Anchorage surpasses record for homeless deaths; 29 already this year

A record number of people believed to be homeless have died on Anchorage streets in the past seven months, and the count could increase before the year is out, according to police data.

The death count stood at 29 on July 28, surpassing the previous record of 24 set for all of last year, the Anchorage Daily News reported.

Of this year’s count, more than half of the people died after the city closed its mass shelter at the Sullivan Arena on May 1, according to police incident reports.

“That’s very unfortunate,” Alexis Johnson, the city’s homeless coordinator, told the newspaper when hearing about the deaths for the first time on July 27. “Takes your breath away a little bit. It’s unacceptable.”

The Anchorage Daily News began tracking deaths of people found outdoors and with no fixed addresses in 2017. It notes the system doesn’t catch all the deaths of those experiencing homelessness.
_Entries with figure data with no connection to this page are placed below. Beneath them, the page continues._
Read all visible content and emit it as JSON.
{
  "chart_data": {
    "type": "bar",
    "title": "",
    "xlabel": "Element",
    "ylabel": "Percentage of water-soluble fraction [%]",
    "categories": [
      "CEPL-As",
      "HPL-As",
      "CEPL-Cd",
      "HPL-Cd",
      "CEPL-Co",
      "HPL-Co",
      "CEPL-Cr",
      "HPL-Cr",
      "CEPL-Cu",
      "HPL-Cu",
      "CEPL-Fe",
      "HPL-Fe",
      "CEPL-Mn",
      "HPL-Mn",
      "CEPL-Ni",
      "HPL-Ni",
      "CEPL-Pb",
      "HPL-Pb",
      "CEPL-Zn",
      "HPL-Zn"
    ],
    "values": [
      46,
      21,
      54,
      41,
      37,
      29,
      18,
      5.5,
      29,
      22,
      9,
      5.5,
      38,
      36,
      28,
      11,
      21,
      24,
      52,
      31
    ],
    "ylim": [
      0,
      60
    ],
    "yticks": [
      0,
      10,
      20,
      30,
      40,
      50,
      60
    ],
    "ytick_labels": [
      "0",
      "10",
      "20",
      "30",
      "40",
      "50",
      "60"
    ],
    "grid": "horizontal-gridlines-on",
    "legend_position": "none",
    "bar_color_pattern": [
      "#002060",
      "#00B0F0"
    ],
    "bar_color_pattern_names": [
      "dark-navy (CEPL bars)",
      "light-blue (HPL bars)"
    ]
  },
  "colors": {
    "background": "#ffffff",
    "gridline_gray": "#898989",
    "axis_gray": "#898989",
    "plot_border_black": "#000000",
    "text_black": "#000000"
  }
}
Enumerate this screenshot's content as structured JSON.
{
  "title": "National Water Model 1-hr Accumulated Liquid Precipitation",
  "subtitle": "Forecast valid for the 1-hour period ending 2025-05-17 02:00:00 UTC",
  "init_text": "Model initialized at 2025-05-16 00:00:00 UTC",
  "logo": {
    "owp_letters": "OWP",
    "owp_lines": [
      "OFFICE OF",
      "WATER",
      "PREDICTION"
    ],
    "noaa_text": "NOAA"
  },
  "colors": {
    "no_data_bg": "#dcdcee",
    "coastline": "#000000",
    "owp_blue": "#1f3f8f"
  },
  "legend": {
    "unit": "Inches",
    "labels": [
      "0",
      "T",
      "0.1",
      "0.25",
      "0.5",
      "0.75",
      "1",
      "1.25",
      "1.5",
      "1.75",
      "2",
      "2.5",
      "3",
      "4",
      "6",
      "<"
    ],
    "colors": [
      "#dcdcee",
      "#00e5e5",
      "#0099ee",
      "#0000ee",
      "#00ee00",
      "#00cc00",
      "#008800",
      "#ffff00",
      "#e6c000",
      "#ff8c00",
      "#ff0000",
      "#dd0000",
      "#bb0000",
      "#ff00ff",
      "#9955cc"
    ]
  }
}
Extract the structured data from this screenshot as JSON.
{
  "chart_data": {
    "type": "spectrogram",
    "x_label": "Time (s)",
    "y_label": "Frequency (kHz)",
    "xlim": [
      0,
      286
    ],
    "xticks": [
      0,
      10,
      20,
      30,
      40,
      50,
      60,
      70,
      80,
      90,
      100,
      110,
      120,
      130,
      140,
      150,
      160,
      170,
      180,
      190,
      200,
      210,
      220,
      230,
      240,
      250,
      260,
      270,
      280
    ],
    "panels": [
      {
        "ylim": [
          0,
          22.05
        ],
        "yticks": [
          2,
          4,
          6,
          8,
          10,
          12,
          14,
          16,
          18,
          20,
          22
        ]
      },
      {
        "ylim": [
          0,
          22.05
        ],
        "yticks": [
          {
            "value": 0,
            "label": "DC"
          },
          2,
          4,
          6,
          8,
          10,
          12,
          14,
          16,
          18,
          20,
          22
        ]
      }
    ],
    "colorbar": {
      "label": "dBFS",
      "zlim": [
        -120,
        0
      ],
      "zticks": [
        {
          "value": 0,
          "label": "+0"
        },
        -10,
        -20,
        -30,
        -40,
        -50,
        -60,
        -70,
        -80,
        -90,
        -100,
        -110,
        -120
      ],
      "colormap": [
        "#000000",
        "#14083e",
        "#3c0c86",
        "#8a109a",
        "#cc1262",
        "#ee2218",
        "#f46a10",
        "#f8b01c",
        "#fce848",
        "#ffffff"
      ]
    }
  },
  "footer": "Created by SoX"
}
Six deaths occurred over a four-day period from July 18 to 21 of this year, the police data shows.

The reports do not indicate a cause of death, which is determined by the medical examiner and is considered private information. However, police are now noting if drug paraphernalia or liquor bottles were present at the scene, even though the correlation between those and the death is not known.

For four of the six deaths reported over the four-day period in July, police incident reports indicated drug paraphernalia was found at four of the death scenes and alcohol at another.

A record eight people died outdoors last winter, and that number could rise this year as Mayor Dave Bronson said the mass shelter at Sullivan Arena will not be used in that capacity this winter. He has proposed giving homeless people a plane ticket out of the city so they don’t freeze to death next winter, but he hasn’t presented a plan to the municipal assembly nor identified a funding source.